1.1 We’ll Have a Minimal Data Pipeline By the End of This Chapter

A data pipeline has an unfortunate number of meanings. In this book we’re talking about a repeatable, scalable process for ingesting data so that end-users can use it. Let’s jump right into the building our first pipeline.

1.2 Load Packages

library(googlesheets4)
library(readr)
library(here)

1.3 What You Would Do With a Local File

If we’re doing what small organizations often do, we download a .csv file from somewhere, stick it in the same folder as our code, and run read_csv() with the vague hope the data will read in correctly.

penguins_local <- read_csv("palmer_penguins.csv")

The aim of a data pipeline is to remove the manual steps like downloading the file and make the hope our data is correct more grounded in evidence.

1.4 Starting a Reproducible Pipeline

“Reading a remote file” can sound scary, but R can help make it as straightforward as reading in a local file. Using the googlesheets4 package, we’ll read in a remote file that contains the raw Palmer Penguins data.

# Since this Google Sheet is public to anyone with the link we don't need
# to authenticate

gs4_deauth()

# Get the URL of our Google Sheet

url <- "https://docs.google.com/spreadsheets/d/1v0lG-4arxF_zCCpfoUzCydwzaea7QqWTTQzTr8Dompw/edit?usp=sharing"
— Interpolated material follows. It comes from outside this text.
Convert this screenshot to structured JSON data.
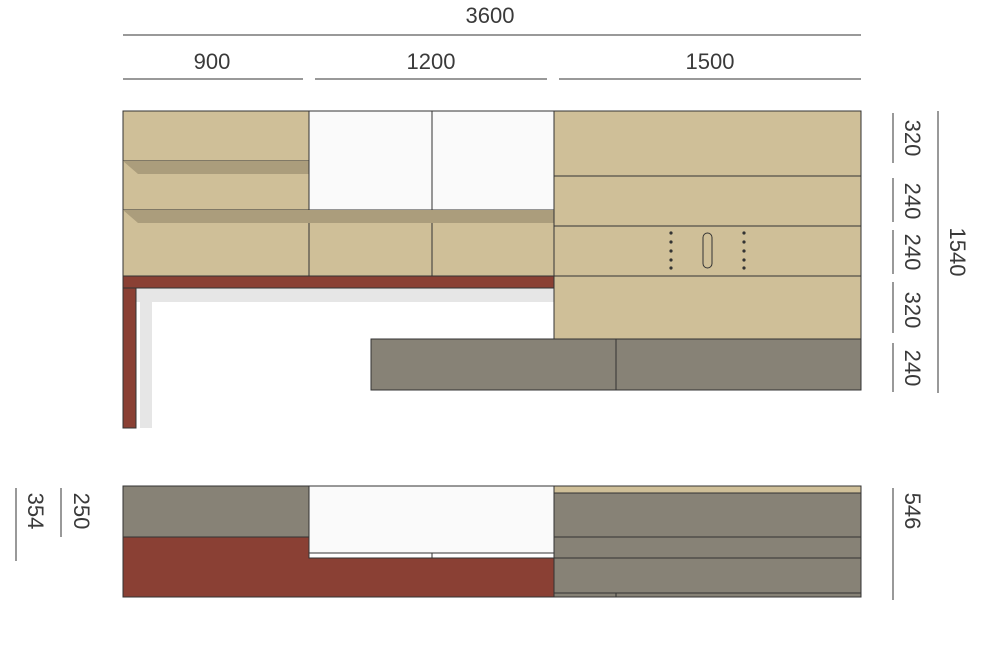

# Read in the penguins data using the googlesheets4 package

penguins_remote <- read_sheet(url)

And we’ve kicked off our pipeline! We’ll focus on reading remotely from Google Sheets in this textbook since everyone will be able to access it for learning purposes. See this footnote for R packages that can help you read in your data from other sources.1

1.5 Only One More Step to Complete a Minimal, Reproducible Pipeline

The final step of our minimal pipeline is writing the data to a location where end-users can access it. In this case we’ll write the raw Palmer Penguins data to the “raw” folder in our R Project.2 We use the here package to make sure we don’t lose track of our files.3

output_path <- here::here("data_from_gsheets/raw/palmer_penguins.csv")

write_csv(penguins_remote, output_path)

And our first, minimal data pipeline is complete! We’ve created a process where we could open an R Project, run a script, and have an updated version of our data available to end-users. We’re just getting started, and in the next chapter we’ll make some much needed upgrades to this minimal pipeline.
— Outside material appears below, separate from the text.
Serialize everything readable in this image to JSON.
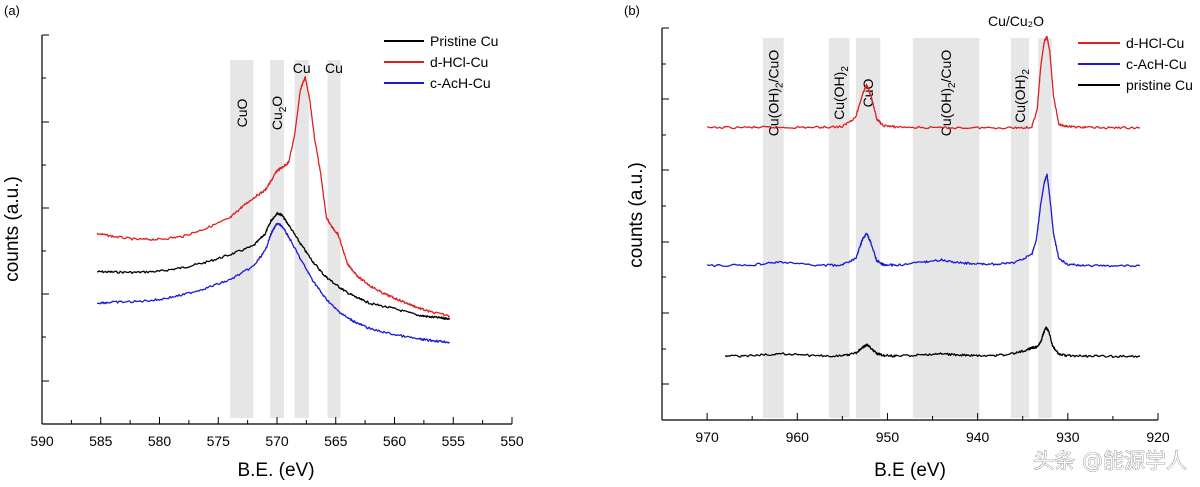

  1. The qualtRics package for Qualtrics, svmkR for Survey Monkey, rtypeform for Typeform↩︎

  2. If you’re not already I’d highly recommend organizing your R infrastrcture using Projects, see this resource on how to get started↩︎

  3. Also note that we have to create the “raw/” folder within our project before writing this code, or else we’ll get an ambiguous error↩︎